Summary
Winner of both the Hugo and Nebula Awards, the powerful, classic story about a man who receives an operation that turns him into a genius...and introduces him to heartache.
Charlie Gordon is about to embark upon an unprecedented journey. Born with an unusually low IQ, he has been chosen as the perfect subject for an experimental surgery that researchers hope will increase his intelligence-a procedure that has already been highly successful when tested on a lab mouse named Algernon.
As the treatment takes effect, Charlie's intelligence expands until it surpasses that of the doctors who engineered his metamorphosis. The experiment appears to be a scientific breakthrough of paramount importance, until Algernon suddenly deteriorates. Will the same happen to Charlie?

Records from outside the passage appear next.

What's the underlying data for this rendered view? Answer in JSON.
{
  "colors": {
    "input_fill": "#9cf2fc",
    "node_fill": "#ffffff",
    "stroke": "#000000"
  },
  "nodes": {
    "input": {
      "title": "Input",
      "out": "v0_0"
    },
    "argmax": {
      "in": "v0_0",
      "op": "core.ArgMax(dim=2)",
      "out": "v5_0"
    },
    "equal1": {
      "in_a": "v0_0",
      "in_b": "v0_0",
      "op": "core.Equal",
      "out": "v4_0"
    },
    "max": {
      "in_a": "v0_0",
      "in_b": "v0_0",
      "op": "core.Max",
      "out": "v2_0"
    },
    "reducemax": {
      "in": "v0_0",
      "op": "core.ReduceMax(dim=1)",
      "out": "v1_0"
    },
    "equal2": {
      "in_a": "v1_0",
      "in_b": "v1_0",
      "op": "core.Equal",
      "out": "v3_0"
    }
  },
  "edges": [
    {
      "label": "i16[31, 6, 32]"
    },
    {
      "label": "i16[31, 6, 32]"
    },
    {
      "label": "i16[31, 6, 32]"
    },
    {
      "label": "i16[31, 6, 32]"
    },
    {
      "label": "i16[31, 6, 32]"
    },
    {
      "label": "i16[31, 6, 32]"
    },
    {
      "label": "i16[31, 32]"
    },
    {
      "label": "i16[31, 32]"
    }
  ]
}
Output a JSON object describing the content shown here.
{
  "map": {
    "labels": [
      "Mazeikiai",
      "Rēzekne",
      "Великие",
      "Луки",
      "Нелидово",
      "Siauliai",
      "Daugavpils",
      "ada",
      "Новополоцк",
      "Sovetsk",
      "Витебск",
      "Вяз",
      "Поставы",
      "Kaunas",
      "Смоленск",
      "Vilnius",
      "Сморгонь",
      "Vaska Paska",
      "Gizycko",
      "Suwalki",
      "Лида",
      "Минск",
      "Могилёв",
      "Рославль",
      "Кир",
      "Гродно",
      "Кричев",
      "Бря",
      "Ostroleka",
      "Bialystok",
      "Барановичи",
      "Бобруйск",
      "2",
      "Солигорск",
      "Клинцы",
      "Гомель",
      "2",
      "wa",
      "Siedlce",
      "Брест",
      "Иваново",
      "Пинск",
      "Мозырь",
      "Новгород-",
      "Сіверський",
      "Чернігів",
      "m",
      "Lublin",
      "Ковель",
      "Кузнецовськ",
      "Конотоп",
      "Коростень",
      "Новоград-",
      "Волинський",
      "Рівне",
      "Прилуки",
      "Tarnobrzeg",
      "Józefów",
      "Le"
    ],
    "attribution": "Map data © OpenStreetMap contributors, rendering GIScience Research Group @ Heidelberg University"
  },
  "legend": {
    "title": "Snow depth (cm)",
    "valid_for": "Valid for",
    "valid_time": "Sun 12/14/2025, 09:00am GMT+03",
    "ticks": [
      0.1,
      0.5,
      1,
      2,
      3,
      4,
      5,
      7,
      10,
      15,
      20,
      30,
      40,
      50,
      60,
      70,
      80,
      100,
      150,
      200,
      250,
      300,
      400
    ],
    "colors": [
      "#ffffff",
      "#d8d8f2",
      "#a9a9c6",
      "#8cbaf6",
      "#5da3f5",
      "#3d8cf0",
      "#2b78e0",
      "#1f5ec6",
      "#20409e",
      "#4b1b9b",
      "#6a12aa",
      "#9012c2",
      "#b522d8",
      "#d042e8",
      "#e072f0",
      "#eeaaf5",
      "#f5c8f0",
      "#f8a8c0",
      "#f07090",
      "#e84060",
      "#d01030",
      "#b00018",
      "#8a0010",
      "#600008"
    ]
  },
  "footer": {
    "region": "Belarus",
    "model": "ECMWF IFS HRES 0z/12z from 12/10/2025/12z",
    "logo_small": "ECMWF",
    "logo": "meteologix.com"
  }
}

Daniel Keyes was born in Brooklyn, New York on August 9, 1927. He received a bachelor's degree in psychology in 1950 and a master's degree in English literature in 1961 from Brooklyn College. He was an editor for pulp fiction magazines, taught English in New York City public schools, and was an English and creative writing professor at Wayne State University and Ohio University.
In 1959, his novella Flowers for Algernon was published in The Magazine of Fantasy and Science Fiction and won the Hugo Award for best short fiction in 1960. By 1966 he had expanded the story into a novel with the same title, which tied for the Nebula Award for best novel that year. The novel was adapted as a stage play, developed as a dramatic musical, and adapted into a movie entitled Charly for which Cliff Robertson won the Academy Award for best actor.
During his lifetime, he wrote several more novels including The Touch, The Fifth Sally, and Until Death. His three nonfiction books include The Minds of Billy Milligan, The Milligan Wars: A True-Story Sequel, and Unveiling Claudia. He also wrote a memoir entitled Algernon, Charlie and I. He died from complications of pneumonia on June 15, 2014 at the age of 86.